A luta contra a discriminação racial se intensificou no Brasil após a Constituição Federal de 1988. A partir daí, houve muitos avanços e o mais importante foi a aprovação da Lei de Cotas, que se insere no âmbito das ações afirmativas desenvolvidas pelo MEC. Foram fundamentais as conquistas obtidas quanto ao acesso à informação e à destinação de cotas a estudantes pretos e pardos.

Nesta quarta-feira, 21, celebra-se o dia Internacional contra a Discriminação Racial, instituído pela Organização das Nações Unidas (ONU) em memória ao chamado Massacre de Shaperville, ocorrido na África do Sul em 1960. Na ocasião, o Exército local abriu fogo contra 20 mil negros que faziam um protesto e matou 69 pessoas.

Em 2004, a Universidade de Brasília (UnB) tornou-se uma das pioneiras do país a implantar a reserva de vagas para afrodescendentes, destinando 20% das oportunidades para esse público. Hoje, alunos e ex-alunos cotistas da instituição de ensino veem a medida como necessária, mas esperam que deixe de ser primordial em um futuro próximo. Isso porque esperam ainda mais avanços em políticas sociais mais amplas que permitam reduzir efetivamente os níveis de desigualdade no país.

“Fiquei mais de quatro anos na UnB e foi visível o crescimento do número de colegas e estudantes negros na universidade. Atribuo facilmente essa adesão ao sistema de cotas e fico muito feliz por isso”, observa Lucas Corrêa, formado em comunicação organizacional pela instituição.

Talyta Viana está finalizando o curso de engenharia elétrica na mesma universidade e diz que o processo de construção e convivência com outros alunos que optaram pelo mesmo caminho mudou essa percepção, razão pela qual, hoje, ela enxerga a situação de outra maneira: “Os estudantes não têm consciência do que isso representa quando entram em sala de aula”, afirma Talyta.
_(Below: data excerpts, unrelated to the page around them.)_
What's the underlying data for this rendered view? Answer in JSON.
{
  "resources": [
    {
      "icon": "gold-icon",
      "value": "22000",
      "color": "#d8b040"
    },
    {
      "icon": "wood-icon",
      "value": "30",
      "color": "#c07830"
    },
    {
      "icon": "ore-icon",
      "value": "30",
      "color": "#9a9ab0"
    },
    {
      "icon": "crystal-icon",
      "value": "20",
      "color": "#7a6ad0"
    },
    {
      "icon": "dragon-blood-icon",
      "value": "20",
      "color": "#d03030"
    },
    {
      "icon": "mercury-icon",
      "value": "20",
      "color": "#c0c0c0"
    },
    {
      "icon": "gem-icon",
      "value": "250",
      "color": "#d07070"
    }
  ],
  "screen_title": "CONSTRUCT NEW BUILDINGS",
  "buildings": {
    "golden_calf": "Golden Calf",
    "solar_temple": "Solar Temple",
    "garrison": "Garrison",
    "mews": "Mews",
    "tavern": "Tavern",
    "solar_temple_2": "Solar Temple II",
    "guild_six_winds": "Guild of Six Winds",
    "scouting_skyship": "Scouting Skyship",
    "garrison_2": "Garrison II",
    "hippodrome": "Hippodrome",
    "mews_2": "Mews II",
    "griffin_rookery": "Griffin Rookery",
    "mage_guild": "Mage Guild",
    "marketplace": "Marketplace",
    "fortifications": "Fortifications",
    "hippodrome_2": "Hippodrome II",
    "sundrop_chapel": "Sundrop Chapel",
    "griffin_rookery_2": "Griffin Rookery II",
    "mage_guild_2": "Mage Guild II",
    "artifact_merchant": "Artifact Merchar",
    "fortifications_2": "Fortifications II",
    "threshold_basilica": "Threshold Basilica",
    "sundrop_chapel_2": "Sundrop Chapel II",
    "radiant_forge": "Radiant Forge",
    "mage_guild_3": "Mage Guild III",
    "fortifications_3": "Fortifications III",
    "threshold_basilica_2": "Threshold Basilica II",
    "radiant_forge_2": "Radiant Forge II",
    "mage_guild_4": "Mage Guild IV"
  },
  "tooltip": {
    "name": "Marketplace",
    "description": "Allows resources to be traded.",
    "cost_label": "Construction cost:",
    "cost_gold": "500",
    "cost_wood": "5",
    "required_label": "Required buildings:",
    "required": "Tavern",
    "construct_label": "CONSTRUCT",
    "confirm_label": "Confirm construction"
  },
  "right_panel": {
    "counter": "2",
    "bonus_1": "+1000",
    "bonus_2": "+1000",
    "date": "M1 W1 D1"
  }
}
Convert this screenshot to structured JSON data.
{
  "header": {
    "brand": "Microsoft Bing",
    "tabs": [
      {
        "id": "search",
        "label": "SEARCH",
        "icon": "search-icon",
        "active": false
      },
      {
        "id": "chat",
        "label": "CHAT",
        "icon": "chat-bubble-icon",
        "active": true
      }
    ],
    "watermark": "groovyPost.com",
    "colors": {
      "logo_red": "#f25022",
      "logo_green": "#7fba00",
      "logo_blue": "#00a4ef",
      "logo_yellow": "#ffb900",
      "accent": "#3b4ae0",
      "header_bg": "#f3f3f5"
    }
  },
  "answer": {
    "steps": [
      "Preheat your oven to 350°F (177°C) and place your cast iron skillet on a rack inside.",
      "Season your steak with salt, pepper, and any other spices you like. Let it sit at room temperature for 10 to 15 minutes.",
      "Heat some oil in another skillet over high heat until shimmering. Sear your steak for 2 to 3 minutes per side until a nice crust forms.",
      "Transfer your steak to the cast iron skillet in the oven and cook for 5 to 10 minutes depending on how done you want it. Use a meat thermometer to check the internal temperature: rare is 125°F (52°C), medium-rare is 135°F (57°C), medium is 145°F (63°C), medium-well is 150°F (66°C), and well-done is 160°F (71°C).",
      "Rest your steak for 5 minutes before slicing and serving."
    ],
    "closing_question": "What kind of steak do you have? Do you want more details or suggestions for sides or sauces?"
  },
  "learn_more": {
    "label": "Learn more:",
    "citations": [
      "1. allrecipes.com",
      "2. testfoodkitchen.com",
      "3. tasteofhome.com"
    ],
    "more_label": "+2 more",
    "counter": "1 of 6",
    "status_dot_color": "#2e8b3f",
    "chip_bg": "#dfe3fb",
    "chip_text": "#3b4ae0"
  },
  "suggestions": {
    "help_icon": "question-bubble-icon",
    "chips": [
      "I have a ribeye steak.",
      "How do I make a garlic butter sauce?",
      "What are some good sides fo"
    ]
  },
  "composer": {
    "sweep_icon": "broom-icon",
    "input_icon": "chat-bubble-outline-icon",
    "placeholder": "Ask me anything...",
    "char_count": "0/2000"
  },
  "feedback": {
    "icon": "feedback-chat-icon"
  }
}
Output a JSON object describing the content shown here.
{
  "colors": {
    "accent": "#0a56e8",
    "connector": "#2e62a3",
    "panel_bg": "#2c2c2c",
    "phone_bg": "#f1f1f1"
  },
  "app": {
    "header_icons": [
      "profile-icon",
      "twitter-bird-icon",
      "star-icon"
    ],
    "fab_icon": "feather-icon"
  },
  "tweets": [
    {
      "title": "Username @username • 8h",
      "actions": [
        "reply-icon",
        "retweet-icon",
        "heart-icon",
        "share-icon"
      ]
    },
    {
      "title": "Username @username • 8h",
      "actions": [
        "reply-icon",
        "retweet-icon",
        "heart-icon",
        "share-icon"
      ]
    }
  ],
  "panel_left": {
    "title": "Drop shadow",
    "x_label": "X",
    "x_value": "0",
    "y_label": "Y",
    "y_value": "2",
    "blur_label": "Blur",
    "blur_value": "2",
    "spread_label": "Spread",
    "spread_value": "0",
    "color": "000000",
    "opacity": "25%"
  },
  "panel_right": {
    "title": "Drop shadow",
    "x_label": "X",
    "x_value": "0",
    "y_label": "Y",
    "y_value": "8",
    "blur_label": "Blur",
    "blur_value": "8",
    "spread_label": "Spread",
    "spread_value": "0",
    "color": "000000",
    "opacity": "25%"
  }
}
“Tive minhas dificuldades, mas achava que isso era culpa do ensino que me foi dado em escolas públicas durante a minha vida inteira. À medida que caminhava no curso, percebi que isso era normal e todos os colegas estavam na mesma situação que eu. Presenciei, inclusive, a desistência de vários deles que não eram cotistas e estudaram a vida toda em escolas privadas e renomadas de Brasília”, acrescenta.

Neste sentido, o MEC, por meio da Secretaria de Educação Continuada, Alfabetização, Diversidade e Inclusão (Secadi), desenvolve ações de apoio aos sistemas de ensino, com o intuito de assegurar o cumprimento do Artigo 26º, da Lei de Diretrizes e Bases da Educação. O ministério busca promover a igualdade étnico-racial na educação, por meio da oferta de cursos de formação de professores, da articulação e orientação dos sistemas de ensino e da publicação e distribuição de materiais pedagógicos voltados à promoção da igualdade racial e ao ensino da história e cultura afro-brasileira e africana.